Self-conscious mind would like us to think that deep mind doesn't exist. But when the mind is working optimally, there is free flow between these two aspects of mind with a slight predominance of deep mind. Reading poetry, engaging in one-pointed meditation, and repetitive manual work engage both parts of the mind simultaneously, to cite just three examples.(5) The process of shifting the attention to deep mind so that both aspects of the mind work together is simple but not easy; self-conscious mind must learn to subvert itself in order to open to the gifts of deep mind. For example, in some forms of one-pointed meditation, one uses a word to silence words so that one can listen to the Word.
The self-conscious shift of attention to deep mind is what I have called the en-Christing process or the work of silence. It is described in Phil. 2:5-11, the central text for the Easter liturgy. Many authors, but especially the Gospel of John that refers to Jesus as the way, along with Pseudo-Denys, Eriugena, and the Cloud-author, understand that Jesus was a human being and that Christ is a process, the en-Christing process, which Jesus came to teach. This may be one reason that Pseudo-Denys appears to avoid the static word 'Christ' in his corpus. Another may be that he follows Ephrem in his understanding that it is blasphemous to talk about the nature of God. This reverence, and the notion that the highest praise of God is silence, found in both Ephrem and Denys, may be one of the main motivations behind the rejection of Chalcedon by two-thirds of Christians at that time. This understanding of Christ as process is one factor in the naming of Christianity and particularly monasticism as 'philosophy' until about the 12th century.

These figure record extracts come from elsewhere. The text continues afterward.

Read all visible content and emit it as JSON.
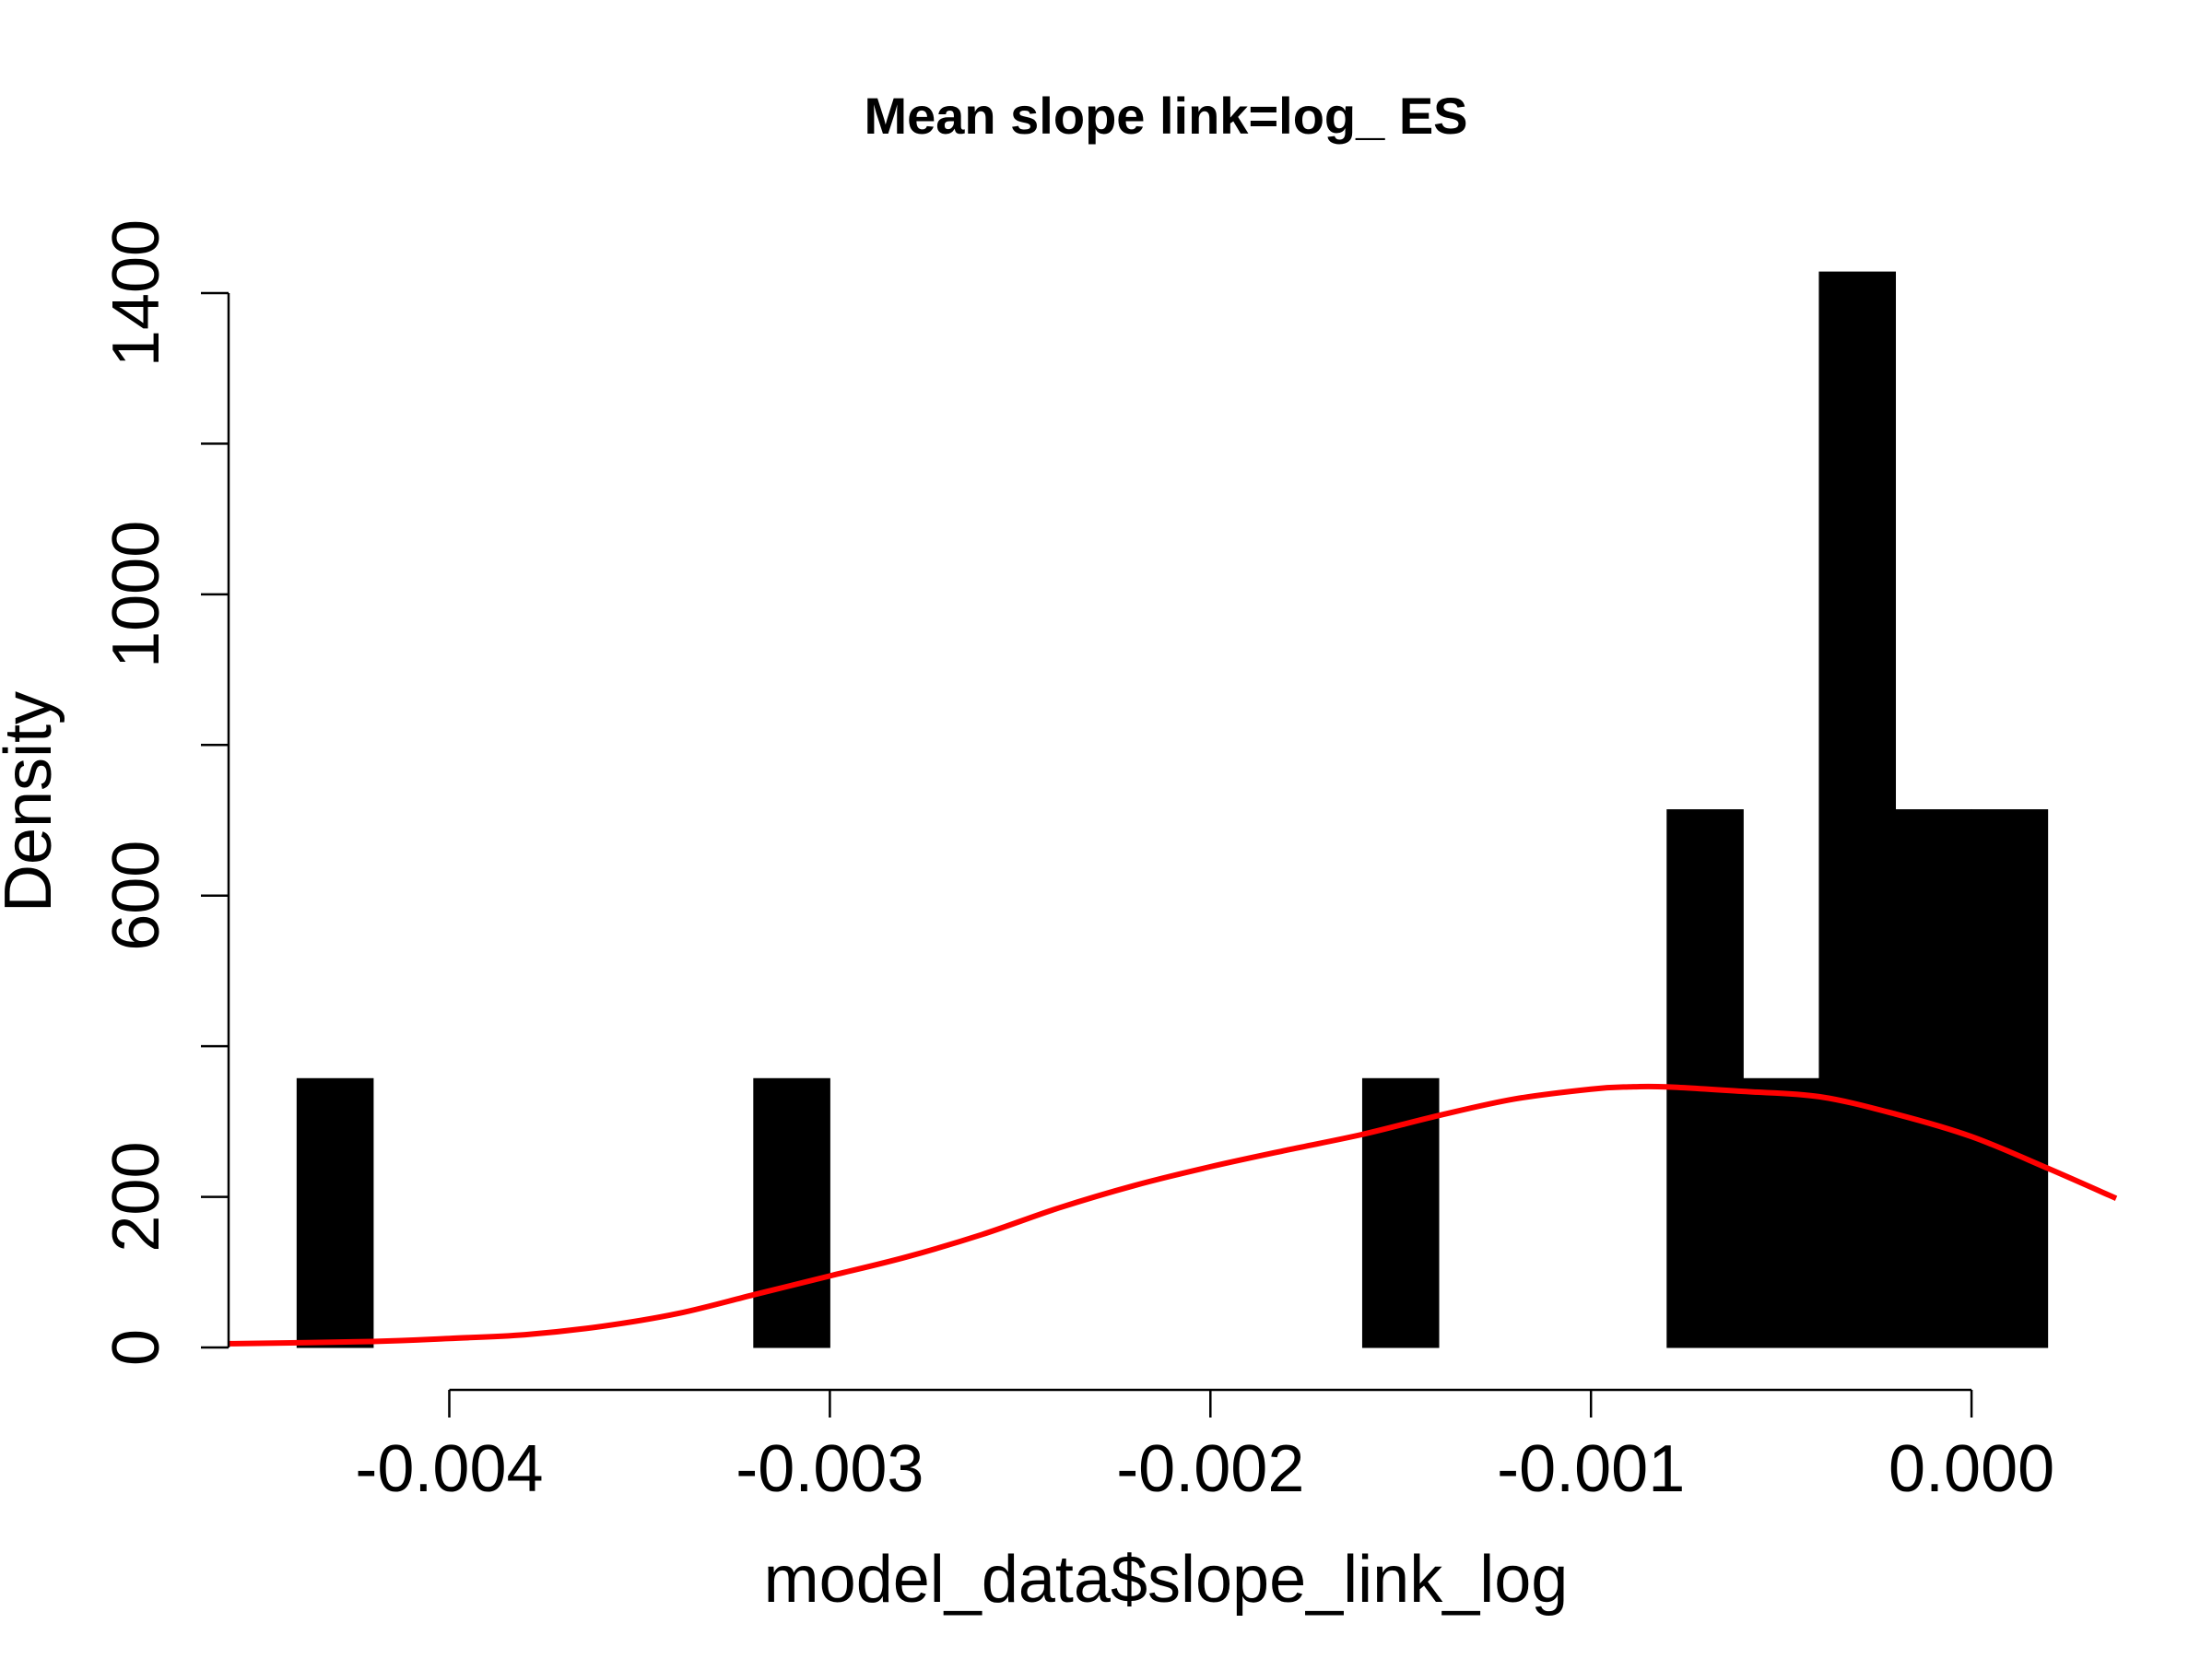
{
  "chart_data": {
    "type": "histogram",
    "title": "Mean slope link=log_ ES",
    "xlabel": "model_data$slope_link_log",
    "ylabel": "Density",
    "xlim": [
      -0.00458,
      0.00038
    ],
    "ylim": [
      0,
      1400
    ],
    "x_ticks": [
      -0.004,
      -0.003,
      -0.002,
      -0.001,
      0.0
    ],
    "x_tick_labels": [
      "-0.004",
      "-0.003",
      "-0.002",
      "-0.001",
      "0.000"
    ],
    "y_ticks": [
      0,
      200,
      400,
      600,
      800,
      1000,
      1200,
      1400
    ],
    "y_tick_labels": [
      "0",
      "200",
      "",
      "600",
      "",
      "1000",
      "",
      "1400"
    ],
    "bins": [
      {
        "x0": -0.0044,
        "x1": -0.0042,
        "density": 357
      },
      {
        "x0": -0.0032,
        "x1": -0.003,
        "density": 357
      },
      {
        "x0": -0.0016,
        "x1": -0.0014,
        "density": 357
      },
      {
        "x0": -0.0008,
        "x1": -0.0006,
        "density": 714
      },
      {
        "x0": -0.0006,
        "x1": -0.0004,
        "density": 357
      },
      {
        "x0": -0.0004,
        "x1": -0.0002,
        "density": 1428
      },
      {
        "x0": -0.0002,
        "x1": 0.0,
        "density": 714
      },
      {
        "x0": 0.0,
        "x1": 0.0002,
        "density": 714
      }
    ],
    "bar_color": "#000000",
    "density_curve": {
      "color": "#ff0000",
      "points": [
        [
          -0.00458,
          5
        ],
        [
          -0.0042,
          8
        ],
        [
          -0.004,
          12
        ],
        [
          -0.0038,
          17
        ],
        [
          -0.0036,
          28
        ],
        [
          -0.0034,
          45
        ],
        [
          -0.0032,
          70
        ],
        [
          -0.003,
          95
        ],
        [
          -0.0028,
          120
        ],
        [
          -0.0026,
          150
        ],
        [
          -0.0024,
          185
        ],
        [
          -0.0022,
          215
        ],
        [
          -0.002,
          240
        ],
        [
          -0.0018,
          262
        ],
        [
          -0.0016,
          283
        ],
        [
          -0.0014,
          308
        ],
        [
          -0.0012,
          330
        ],
        [
          -0.001,
          343
        ],
        [
          -0.0009,
          346
        ],
        [
          -0.0008,
          346
        ],
        [
          -0.0006,
          340
        ],
        [
          -0.0004,
          333
        ],
        [
          -0.0002,
          310
        ],
        [
          0.0,
          280
        ],
        [
          0.0002,
          238
        ],
        [
          0.00038,
          198
        ]
      ]
    }
  }
}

The shift of attention this process entails is fundamentally the same across the human race, but attempts to describe it and to communicate the methodology by which the mind's optimal flow is engaged are culturally linked. However, because there is a neuro-psychological foundation to the work of silence, it is the opposite of the so-called perennial philosophy, which is interpretation of interpretation—i.e., interpretation of experience, often written experience. Experience is always interpretation—and writing about experience is many steps removed from the originating event, and always self-referential, in contrast to the work of silence which is progressively self-forgetful.
------
(5) Jane Hirshfield, Nine Gates: Entering the Mind of Poetry (New York: Harper Perennial, 1997), 35-36.